Le musée de Montmartre (12, rue Cortot – 75018 Paris) organise l’exposition « Jacques Prévert. Rêveur d’images » du 18 octobre 2024 au 16 février 2025. Celle-ci survient à point nommé pour fêter le centenaire du Manifeste du surréalisme et les soixante-dix ans de l’installation du poète dans le bas Montmartre, près du métro Blanche. Un Prévert inexploré nous est présenté : l’as des arts visuels qui jongle avec les images autant qu’avec les mots.
Jacques Prévert (1900-1977) – qui avait élu domicile, de 1955 à 1975, au 6 bis cité Véron, dans le XVIIIe arrondissement de Paris – est connu comme poète avec le succès de Paroles (1946) et pour être l’auteur de scénarios de films, particulièrement ceux de Marcel Carné dont beaucoup sont devenus des classiques du cinéma[1]. Si l’exposition que l’on nous propose met l’accent sur l’aspect visuel de ses activités, de son rapport aux arts plastiques et de sa pratique méconnue des collages, elle dépasse ce cadre en parcourant la vie et l’œuvre de Prévert dans toute sa durée et ses dimensions.
54, rue du Château
La vie artistique de Prévert commence par la rencontre au régiment, en 1920, d’Yves Tanguy, le futur peintre surréaliste, dans une caserne de Lunéville. Puis s’étant fait nommer à Constantinople, il y rencontra en 1921 Marcel Duhamel, le futur directeur de la collection « Série noire » aux Éditions Gallimard. Après la quille, de 1923 à 1928, les trois amis habitèrent un pavillon loué par Duhamel au 54, rue du Château, dans le XIVe arrondissement, un faubourg de Montparnasse. Ce lieu était un phalanstère, où se réunissaient des artistes, mais aussi un refuge pour certains ne sachant où dormir.
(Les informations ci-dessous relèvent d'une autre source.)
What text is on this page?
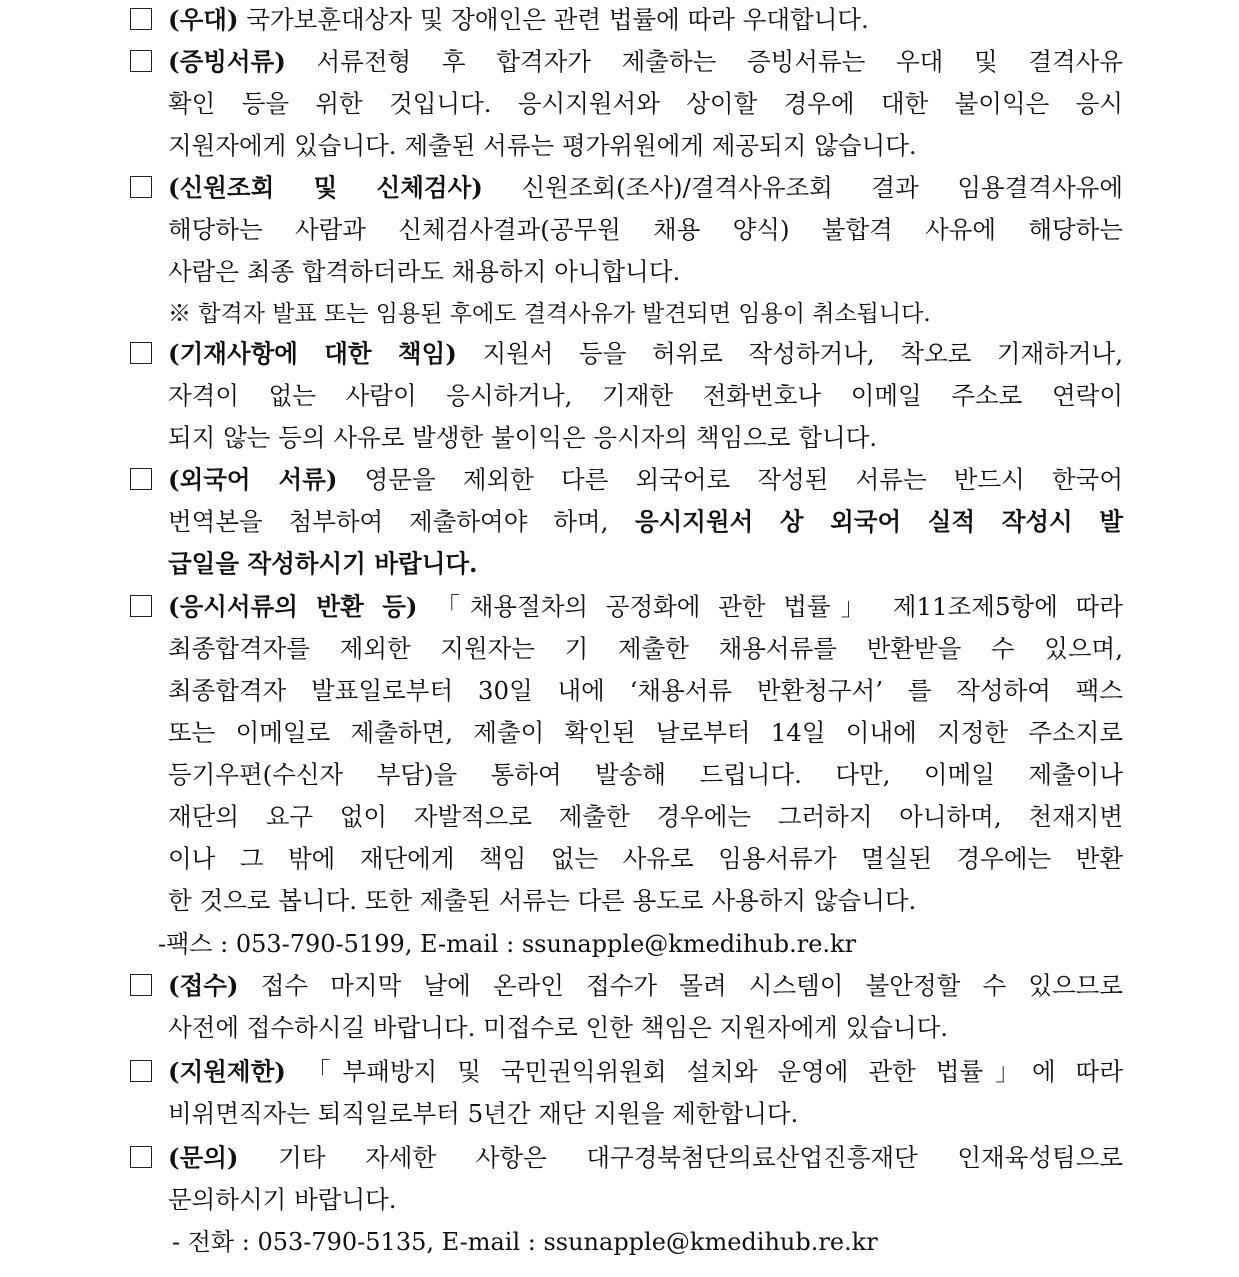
(우대) 국가보훈대상자 및 장애인은 관련 법률에 따라 우대합니다.
(증빙서류) 서류전형 후 합격자가 제출하는 증빙서류는 우대 및 결격사유
확인 등을 위한 것입니다. 응시지원서와 상이할 경우에 대한 불이익은 응시
지원자에게 있습니다. 제출된 서류는 평가위원에게 제공되지 않습니다.
(신원조회 및 신체검사) 신원조회(조사)/결격사유조회 결과 임용결격사유에
해당하는 사람과 신체검사결과(공무원 채용 양식) 불합격 사유에 해당하는
사람은 최종 합격하더라도 채용하지 아니합니다.
※ 합격자 발표 또는 임용된 후에도 결격사유가 발견되면 임용이 취소됩니다.
(기재사항에 대한 책임) 지원서 등을 허위로 작성하거나, 착오로 기재하거나,
자격이 없는 사람이 응시하거나, 기재한 전화번호나 이메일 주소로 연락이
되지 않는 등의 사유로 발생한 불이익은 응시자의 책임으로 합니다.
(외국어 서류) 영문을 제외한 다른 외국어로 작성된 서류는 반드시 한국어
번역본을 첨부하여 제출하여야 하며, 응시지원서 상 외국어 실적 작성시 발
급일을 작성하시기 바랍니다.
(응시서류의 반환 등) 「채용절차의 공정화에 관한 법률」 제11조제5항에 따라
최종합격자를 제외한 지원자는 기 제출한 채용서류를 반환받을 수 있으며,
최종합격자 발표일로부터 30일 내에 ‘채용서류 반환청구서’ 를 작성하여 팩스
또는 이메일로 제출하면, 제출이 확인된 날로부터 14일 이내에 지정한 주소지로
등기우편(수신자 부담)을 통하여 발송해 드립니다. 다만, 이메일 제출이나
재단의 요구 없이 자발적으로 제출한 경우에는 그러하지 아니하며, 천재지변
이나 그 밖에 재단에게 책임 없는 사유로 임용서류가 멸실된 경우에는 반환
한 것으로 봅니다. 또한 제출된 서류는 다른 용도로 사용하지 않습니다.
-팩스 : 053-790-5199, E-mail : ssunapple@kmedihub.re.kr
(접수) 접수 마지막 날에 온라인 접수가 몰려 시스템이 불안정할 수 있으므로
사전에 접수하시길 바랍니다. 미접수로 인한 책임은 지원자에게 있습니다.
(지원제한) 「부패방지 및 국민권익위원회 설치와 운영에 관한 법률」에 따라
비위면직자는 퇴직일로부터 5년간 재단 지원을 제한합니다.
(문의) 기타 자세한 사항은 대구경북첨단의료산업진흥재단 인재육성팀으로
문의하시기 바랍니다.
- 전화 : 053-790-5135, E-mail : ssunapple@kmedihub.re.kr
Ayant rencontré dans les cafés de Montparnasse des membres du groupe surréaliste, notre trio l’intégra en 1925, en raison d’une communauté d’esprit, et leur maison devint ainsi un pôle d’attraction du surréalisme. C’est au 54, rue du Château que fut inventé le « cadavre exquis[2] », jeu littéraire mais aussi graphique dont Prévert était l’un des premiers joueurs. Prévert inspira en ces lieux Yves Tanguy qui peignit : Le Testament de Jacques Prévert (rue du Château). On lit sur la toile que le dédicataire est qualifié d’« oisif », ce qui est ironique vis-à-vis du régime soviétique qui, dès 1917, stigmatisait la catégorie sociale des « oisifs » en ne leur accordant pas de carte alimentaire.
Groupe Octobre
C’est à la fin des années vingt que Prévert, passé par l’expérience surréaliste, commença à écrire de la poésie. Mais en 1930, ne pouvant supporter les exigences de Breton, il quitta le groupe. Avec les oppositionnels, il participa au pamphlet Un cadavre en écrivant un texte sévère et drôle, « Mort d’un Monsieur » : « C’était un grand honnête homme, il mettait parfois sa toque de juge par-dessus son képi, et faisait de la Morale ou de la critique d’art […] ».
S’étant toujours senti du côté des ouvriers – son père, sans le sou, exerçait des métiers précaires tout en étant critique dramatique et cinématographique amateur – Prévert devint compagnon de route du Parti communiste en 1927. En 1932, il rejoignit le groupe Octobre – une troupe théâtrale ouvrière mêlant communistes orthodoxes, trotskystes et anarchistes. Le principe était de se rendre dans les lieux où vit le peuple pour l’inciter à se révolter ou pour le soutenir dans ses actions émancipatrices. Ainsi, les acteurs se produisaient dans les usines en grève, les bistrots, les arrière-salles, les rues : c’était de l’« agit-prop », de l’agitation-propagande.
Tracts oraux
Prévert était l’un des plus talentueux de la troupe et écrivait des pièces prolétaires, pour en faire un « spectacle vivant », en prise directe avec l’actualité, mettant en avant le ridicule bourgeois ; critiquant le capitalisme et le fascisme. Les acteurs entourant Prévert avaient pour nom Pierre Prévert, Maurice Baquet, Raymond Bussières, Marcel Duhamel, Paul Grimault, Paul Frankeur, Joseph Kosma, Jean-Paul Le Chanois, Jean-Louis Barrault, Marcel Mouloudji, encore enfant, et autres joyeux drilles de la révolte. Le principe était de changer de rôle, improviser dans une poésie de combat et lancer des « tracts oraux ». Tout ce beau monde se rendit en bateau à Moscou pour participer aux Olympiades internationales du théâtre révolutionnaire de 1933. Une photo prise sur le pont nous montre la troupe en béret et casquette, les attributs du prolétaire.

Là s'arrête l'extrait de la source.